4. Secure Cube Store (Caching) Configuration

  • Mitigation Strategy: Secure Cube Store Configuration and Management

  • Description:

    1. Restrict Access to Cube Store Instance: If using Cube Store for caching, ensure that access to the Cube Store instance (e.g., Redis, database) is strictly limited to only authorized Cube.js server processes. Use network firewalls and access control lists (ACLs) to restrict network access.
    2. Implement Authentication for Cube Store: Configure authentication mechanisms for your Cube Store instance (e.g., Redis AUTH, database authentication). Ensure that Cube.js server is configured to authenticate when connecting to Cube Store using strong credentials.
    3. Encrypt Data in Transit to Cube Store: Enable encryption for communication between the Cube.js server and the Cube Store instance (e.g., TLS/SSL for Redis). This protects cached data during transmission from eavesdropping.
    4. Encrypt Data at Rest in Cube Store (if sensitive): If caching sensitive data in Cube Store, consider enabling data-at-rest encryption provided by your Cube Store solution (e.g., Redis Enterprise encryption, database encryption). This protects cached data if the Cube Store storage is compromised.
    5. Regularly Review Cube Store Security Configuration: Periodically review the security configuration of your Cube Store instance and Cube.js Cube Store integration to ensure that access controls, authentication, and encryption settings remain secure and aligned with security best practices.
    6. Implement Cache Invalidation Strategies: Implement robust cache invalidation strategies to prevent serving stale or outdated data, especially if caching sensitive or time-sensitive information. Ensure cache invalidation mechanisms are triggered appropriately when underlying data changes to maintain data integrity and prevent serving potentially incorrect or outdated information.
  • Threats Mitigated:

    • Unauthorized Access to Cached Data (Medium Severity): Prevents unauthorized access to sensitive data cached in Cube Store if access controls are not properly configured.
    • Data Breaches through Cube Store Compromise (Medium Severity): Reduces the risk of data breaches if the Cube Store instance is compromised by securing access and potentially encrypting cached data.
    • Data Leakage due to Unencrypted Cache Communication (Low Severity): Protects against data leakage during communication between Cube.js and Cube Store by encrypting data in transit.
    • Serving Stale or Outdated Data (Low Severity - Data Integrity): While not directly a security threat in terms of confidentiality, serving stale data can lead to incorrect decisions and undermine data integrity, which can have indirect security implications in some contexts.
  • Impact:

    • Unauthorized Access to Cached Data: Medium Risk Reduction. Restricting access and implementing authentication directly reduces the risk of unauthorized access to the cache.
    • Data Breaches through Cube Store Compromise: Medium Risk Reduction.

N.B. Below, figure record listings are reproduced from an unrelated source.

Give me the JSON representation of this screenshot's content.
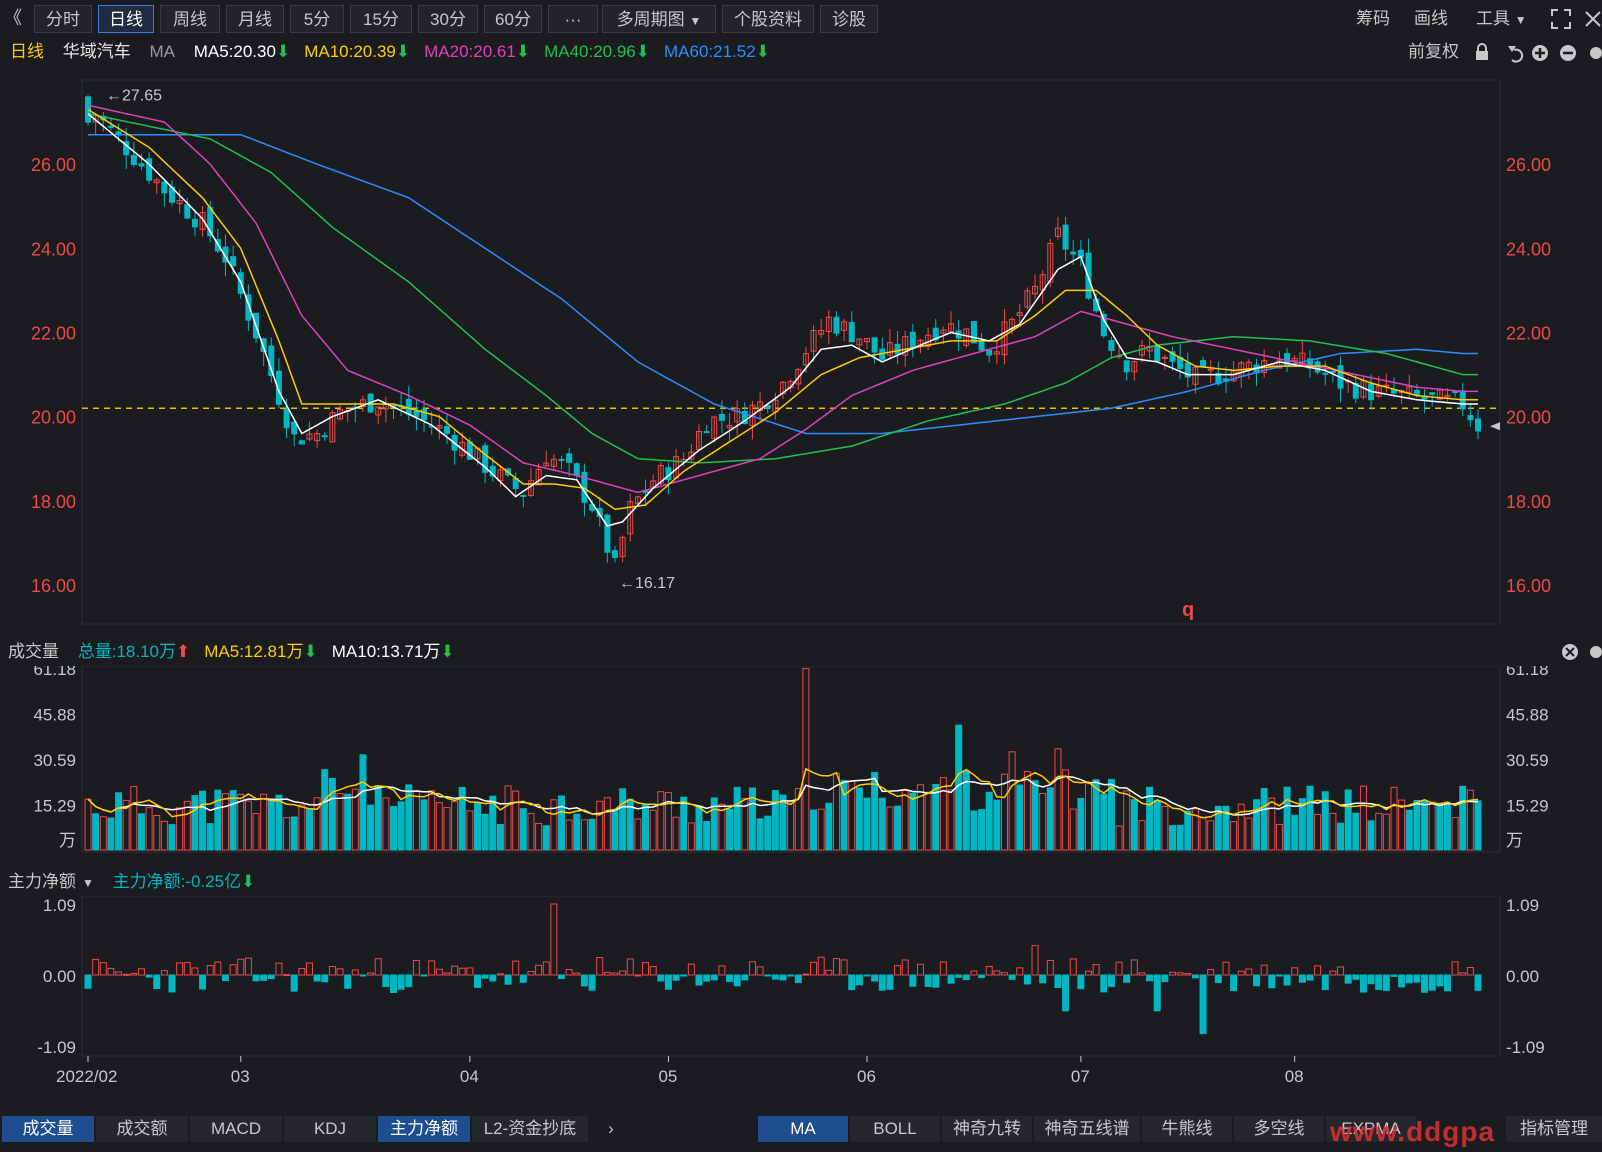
{
  "toolbar": {
    "back_glyph": "《",
    "periods": [
      "分时",
      "日线",
      "周线",
      "月线",
      "5分",
      "15分",
      "30分",
      "60分"
    ],
    "active_period": "日线",
    "more": "···",
    "multi_period": "多周期图",
    "stock_info": "个股资料",
    "diagnose": "诊股",
    "right": [
      "筹码",
      "画线",
      "工具"
    ],
    "tool_arrow": "▼"
  },
  "info": {
    "period": "日线",
    "stock": "华域汽车",
    "ma_label": "MA",
    "ma": [
      {
        "text": "MA5:20.30",
        "color": "#ffffff"
      },
      {
        "text": "MA10:20.39",
        "color": "#ffcc00"
      },
      {
        "text": "MA20:20.61",
        "color": "#e040c0"
      },
      {
        "text": "MA40:20.96",
        "color": "#22c050"
      },
      {
        "text": "MA60:21.52",
        "color": "#2f8cff"
      }
    ],
    "adjust": "前复权"
  },
  "colors": {
    "up": "#f04848",
    "down": "#00b7c3",
    "ma5": "#ffffff",
    "ma10": "#ffcc00",
    "ma20": "#e040c0",
    "ma40": "#22c050",
    "ma60": "#2f8cff",
    "axis_red": "#f04848",
    "grid": "#2c2d33"
  },
  "chart_data": [
    {
      "type": "candlestick",
      "title": "华域汽车",
      "y_ticks": [
        "26.00",
        "24.00",
        "22.00",
        "20.00",
        "18.00",
        "16.00"
      ],
      "ylim": [
        15.5,
        28.0
      ],
      "annotations": [
        {
          "text": "27.65",
          "value": 27.65
        },
        {
          "text": "16.17",
          "value": 16.17
        },
        {
          "text": "q"
        }
      ],
      "reference_line": 20.2,
      "x_ticks": [
        "2022/02",
        "03",
        "04",
        "05",
        "06",
        "07",
        "08"
      ],
      "close_path": [
        [
          0,
          27.4
        ],
        [
          5,
          26.4
        ],
        [
          10,
          25.4
        ],
        [
          15,
          24.6
        ],
        [
          18,
          23.8
        ],
        [
          22,
          22.0
        ],
        [
          25,
          20.5
        ],
        [
          27,
          19.5
        ],
        [
          30,
          19.6
        ],
        [
          33,
          20.1
        ],
        [
          38,
          20.4
        ],
        [
          43,
          20.0
        ],
        [
          47,
          19.6
        ],
        [
          51,
          19.0
        ],
        [
          55,
          18.4
        ],
        [
          57,
          18.2
        ],
        [
          60,
          19.1
        ],
        [
          63,
          18.7
        ],
        [
          66,
          17.9
        ],
        [
          69,
          16.4
        ],
        [
          71,
          17.8
        ],
        [
          74,
          18.5
        ],
        [
          78,
          19.0
        ],
        [
          81,
          19.9
        ],
        [
          85,
          20.0
        ],
        [
          88,
          20.3
        ],
        [
          91,
          20.8
        ],
        [
          94,
          21.6
        ],
        [
          97,
          22.3
        ],
        [
          101,
          21.9
        ],
        [
          104,
          21.4
        ],
        [
          108,
          21.8
        ],
        [
          112,
          22.2
        ],
        [
          115,
          22.0
        ],
        [
          118,
          21.6
        ],
        [
          121,
          22.2
        ],
        [
          124,
          23.0
        ],
        [
          127,
          24.3
        ],
        [
          130,
          23.6
        ],
        [
          133,
          22.0
        ],
        [
          136,
          21.3
        ],
        [
          139,
          21.6
        ],
        [
          142,
          21.2
        ],
        [
          145,
          20.9
        ],
        [
          148,
          21.0
        ],
        [
          152,
          21.2
        ],
        [
          156,
          21.4
        ],
        [
          160,
          21.2
        ],
        [
          164,
          20.8
        ],
        [
          168,
          20.6
        ],
        [
          172,
          20.5
        ],
        [
          176,
          20.4
        ],
        [
          180,
          20.3
        ],
        [
          182,
          19.8
        ]
      ],
      "ma_paths": {
        "ma5": [
          [
            0,
            27.2
          ],
          [
            8,
            26.0
          ],
          [
            15,
            24.7
          ],
          [
            20,
            23.2
          ],
          [
            25,
            20.6
          ],
          [
            28,
            19.6
          ],
          [
            32,
            20.0
          ],
          [
            38,
            20.4
          ],
          [
            45,
            19.8
          ],
          [
            52,
            18.8
          ],
          [
            56,
            18.1
          ],
          [
            60,
            18.6
          ],
          [
            64,
            18.5
          ],
          [
            68,
            17.4
          ],
          [
            70,
            17.5
          ],
          [
            74,
            18.3
          ],
          [
            80,
            19.2
          ],
          [
            86,
            19.9
          ],
          [
            92,
            20.7
          ],
          [
            96,
            21.6
          ],
          [
            100,
            21.7
          ],
          [
            104,
            21.3
          ],
          [
            109,
            21.7
          ],
          [
            113,
            22.0
          ],
          [
            118,
            21.8
          ],
          [
            122,
            22.2
          ],
          [
            127,
            23.5
          ],
          [
            130,
            23.8
          ],
          [
            133,
            22.3
          ],
          [
            136,
            21.4
          ],
          [
            140,
            21.3
          ],
          [
            144,
            21.0
          ],
          [
            150,
            21.0
          ],
          [
            156,
            21.3
          ],
          [
            162,
            21.1
          ],
          [
            168,
            20.6
          ],
          [
            174,
            20.4
          ],
          [
            180,
            20.3
          ]
        ],
        "ma10": [
          [
            0,
            27.3
          ],
          [
            8,
            26.4
          ],
          [
            15,
            25.2
          ],
          [
            20,
            24.0
          ],
          [
            25,
            21.8
          ],
          [
            28,
            20.3
          ],
          [
            33,
            20.3
          ],
          [
            40,
            20.3
          ],
          [
            46,
            20.0
          ],
          [
            52,
            19.1
          ],
          [
            57,
            18.4
          ],
          [
            61,
            18.4
          ],
          [
            65,
            18.3
          ],
          [
            69,
            17.8
          ],
          [
            73,
            17.9
          ],
          [
            78,
            18.7
          ],
          [
            84,
            19.4
          ],
          [
            90,
            20.1
          ],
          [
            96,
            21.0
          ],
          [
            101,
            21.4
          ],
          [
            107,
            21.6
          ],
          [
            113,
            21.8
          ],
          [
            119,
            21.8
          ],
          [
            124,
            22.4
          ],
          [
            128,
            23.0
          ],
          [
            132,
            23.0
          ],
          [
            136,
            22.4
          ],
          [
            140,
            21.7
          ],
          [
            145,
            21.2
          ],
          [
            150,
            21.1
          ],
          [
            156,
            21.2
          ],
          [
            162,
            21.2
          ],
          [
            168,
            20.8
          ],
          [
            174,
            20.5
          ],
          [
            180,
            20.4
          ]
        ],
        "ma20": [
          [
            0,
            27.4
          ],
          [
            10,
            27.0
          ],
          [
            16,
            26.0
          ],
          [
            22,
            24.6
          ],
          [
            28,
            22.4
          ],
          [
            34,
            21.1
          ],
          [
            42,
            20.5
          ],
          [
            50,
            19.8
          ],
          [
            57,
            18.9
          ],
          [
            64,
            18.6
          ],
          [
            72,
            18.2
          ],
          [
            80,
            18.6
          ],
          [
            88,
            19.0
          ],
          [
            94,
            19.7
          ],
          [
            100,
            20.5
          ],
          [
            108,
            21.1
          ],
          [
            116,
            21.5
          ],
          [
            124,
            21.9
          ],
          [
            130,
            22.5
          ],
          [
            136,
            22.2
          ],
          [
            142,
            21.9
          ],
          [
            150,
            21.6
          ],
          [
            158,
            21.3
          ],
          [
            166,
            21.0
          ],
          [
            174,
            20.7
          ],
          [
            180,
            20.6
          ]
        ],
        "ma40": [
          [
            0,
            27.2
          ],
          [
            16,
            26.6
          ],
          [
            24,
            25.8
          ],
          [
            32,
            24.5
          ],
          [
            42,
            23.2
          ],
          [
            52,
            21.6
          ],
          [
            60,
            20.5
          ],
          [
            66,
            19.6
          ],
          [
            72,
            19.0
          ],
          [
            80,
            18.9
          ],
          [
            90,
            19.0
          ],
          [
            100,
            19.3
          ],
          [
            110,
            19.9
          ],
          [
            120,
            20.3
          ],
          [
            128,
            20.8
          ],
          [
            134,
            21.4
          ],
          [
            140,
            21.7
          ],
          [
            150,
            21.9
          ],
          [
            160,
            21.8
          ],
          [
            170,
            21.5
          ],
          [
            180,
            21.0
          ]
        ],
        "ma60": [
          [
            0,
            26.7
          ],
          [
            20,
            26.7
          ],
          [
            30,
            26.0
          ],
          [
            42,
            25.2
          ],
          [
            52,
            24.0
          ],
          [
            62,
            22.8
          ],
          [
            72,
            21.3
          ],
          [
            82,
            20.3
          ],
          [
            94,
            19.6
          ],
          [
            104,
            19.6
          ],
          [
            114,
            19.8
          ],
          [
            124,
            20.0
          ],
          [
            134,
            20.2
          ],
          [
            144,
            20.6
          ],
          [
            154,
            21.1
          ],
          [
            164,
            21.5
          ],
          [
            174,
            21.6
          ],
          [
            180,
            21.5
          ]
        ]
      }
    },
    {
      "type": "bar",
      "title": "成交量",
      "series": [
        {
          "name": "总量",
          "text": "总量:18.10万",
          "color": "#00b7c3"
        },
        {
          "name": "MA5",
          "text": "MA5:12.81万",
          "color": "#ffcc00"
        },
        {
          "name": "MA10",
          "text": "MA10:13.71万",
          "color": "#ffffff"
        }
      ],
      "y_ticks": [
        "61.18",
        "45.88",
        "30.59",
        "15.29"
      ],
      "unit": "万",
      "ylim": [
        0,
        61.18
      ]
    },
    {
      "type": "bar",
      "title": "主力净额",
      "series": [
        {
          "name": "主力净额",
          "text": "主力净额:-0.25亿",
          "color": "#00b7c3"
        }
      ],
      "y_ticks": [
        "1.09",
        "0.00",
        "-1.09"
      ],
      "ylim": [
        -1.09,
        1.09
      ]
    }
  ],
  "bottom_left_tabs": [
    "成交量",
    "成交额",
    "MACD",
    "KDJ",
    "主力净额",
    "L2-资金抄底"
  ],
  "bottom_left_active": [
    "成交量",
    "主力净额"
  ],
  "bottom_right_tabs": [
    "MA",
    "BOLL",
    "神奇九转",
    "神奇五线谱",
    "牛熊线",
    "多空线",
    "EXPMA"
  ],
  "bottom_right_active": "MA",
  "index_manage": "指标管理",
  "watermark": "www.ddgpa"
}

Securing Cube Store reduces the potential impact of a compromise by limiting access and potentially protecting data at rest.
    • Data Leakage due to Unencrypted Cache Communication: Low Risk Reduction. Encrypting communication protects against eavesdropping during data transfer to and from the cache.
    • Serving Stale or Outdated Data: Low Risk Reduction (Data Integrity). Implementing cache invalidation improves data integrity and reduces the risk of decisions based on outdated information.
  • Currently Implemented:

    • Cube Store (Redis) is used for caching in production. Basic network access restrictions are in place via firewall rules to limit access to the Redis instance.
  • Missing Implementation:

    • Authentication for Redis (Cube Store) is not currently implemented. Redis is accessible without authentication from within the allowed network.
    • Encryption for data in transit between Cube.js and Redis (TLS/SSL) is not configured.
    • Data at rest encryption in Redis is not implemented.
    • Formal, regularly scheduled reviews of Cube Store security configuration are not in place.
    • While basic cache invalidation is likely happening through Cube.js mechanisms, a clearly defined and robust cache invalidation strategy, especially for sensitive data, is not explicitly documented or implemented.